Out-of-state homeowners drive up real estate prices, which make affordable housing out of reach for many residents, forcing some into long commutes and others to simply leave the state, depriving Maine of its human capital and essential workers. These out-of-state homeowners, who may spend just a little less than six months in Maine, with their home staying empty for the balance of the year, pay no Maine income tax and pay no income tax in their resident state of Texas or Florida. These out-of-state homeowners also avoid Maine’s high estate (death) tax. Florida and Texas have no estate tax whereas Maine has a tax rate of between 8 and 12% on estates above $5.6 million.
When you put all this together, we see that wealthy, non-resident Maine homeowners shortchange the state and Mainers. They avoid income and estate taxes that can amount to millions of dollars over their lifetime and at their death. This in turn forces the state of Maine to impose higher taxes on its full-time residents, making the state less attractive for potential newcomers. In other words, if these out-of-state homeowners paid more in Maine taxes, the full-time residents of Maine would pay less and the state would be more attractive to younger newcomers.

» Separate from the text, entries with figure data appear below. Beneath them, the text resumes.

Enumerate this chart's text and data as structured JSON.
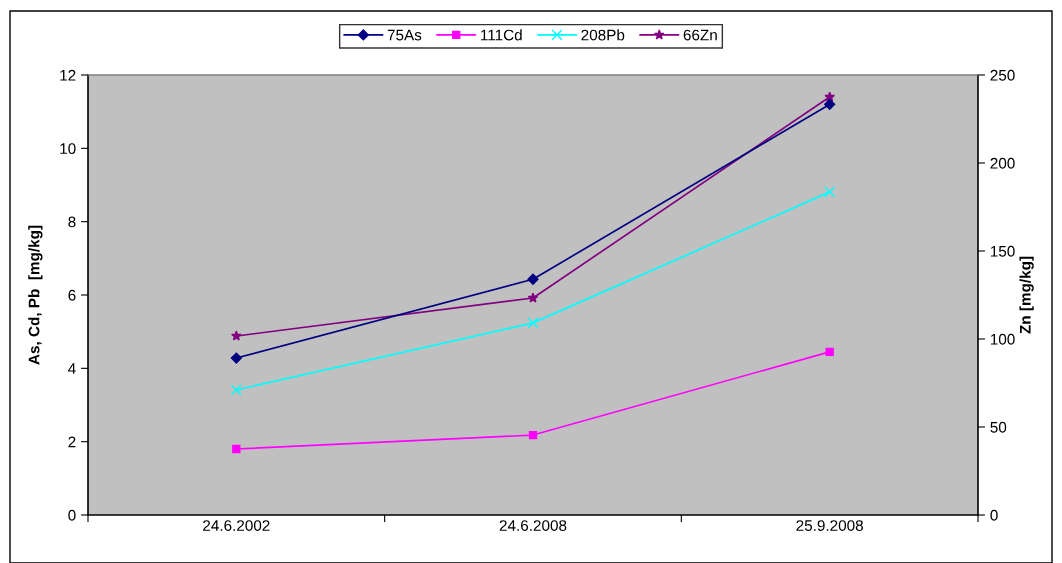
{
  "chart_data": {
    "type": "line",
    "ylabel": "As, Cd, Pb  [mg/kg]",
    "y2label": "Zn [mg/kg]",
    "categories": [
      "24.6.2002",
      "24.6.2008",
      "25.9.2008"
    ],
    "series": [
      {
        "name": "75As",
        "color": "#000080",
        "marker": "diamond",
        "values": [
          4.28,
          6.43,
          11.2
        ]
      },
      {
        "name": "111Cd",
        "color": "#ff00ff",
        "marker": "square",
        "values": [
          1.8,
          2.18,
          4.45
        ]
      },
      {
        "name": "208Pb",
        "color": "#00ffff",
        "marker": "cross",
        "values": [
          3.41,
          5.24,
          8.81
        ]
      },
      {
        "name": "66Zn",
        "color": "#800080",
        "marker": "star",
        "axis": "y2",
        "values": [
          101.7,
          123.3,
          237.5
        ]
      }
    ],
    "ylim": [
      0,
      12
    ],
    "yticks": [
      0,
      2,
      4,
      6,
      8,
      10,
      12
    ],
    "y2lim": [
      0,
      250
    ],
    "y2ticks": [
      0,
      50,
      100,
      150,
      200,
      250
    ],
    "grid": false,
    "legend": "top"
  }
}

Are there any good options open to the state and local jurisdictions to collect more taxes from out-of-state homeowners and lower the tax burden on full time Maine residents?
There is a readymade option for local jurisdictions – homestead exemption. Local municipalities already have a homestead exemption on their books for full-time residents but they are typically tiny relative to the total real estate tax bill. If the state would increase the homestead exemption significantly, municipal governments increase the real estate tax rate to keep aggregate tax collection the unchanged. This would afford full-time resident homeowners a big tax break while increasing the tax on out-of-staters. Such an initiative could be immediately put into force with no effective legal challenge.
For income tax collection, the state could impose an income tax on those with second homes in Maine, on their annual income in proportion to the number of days of the year they are in their Maine residence. While such a tax could be in justified on a similar basis as a commuter tax, in force in New York and elsewhere, it would in all likelihood be challenged in the courts with the final outcome in question. Non-residents receive services from the jurisdictions where they live. Therefore, they should be asked to pay their fair share of the costs of those services through income taxes.
The heavy tax burden is a dark cloud over Maine’s future. During 2010-2020, Maine’s population grew by 2.6%, well below the U.S. population growth of 7.4%. Maine has the oldest median age of any state. It is time for Maine to act in order to lower taxes for residents, make housing more affordable and in the process attract younger income-tax-paying residents to the state.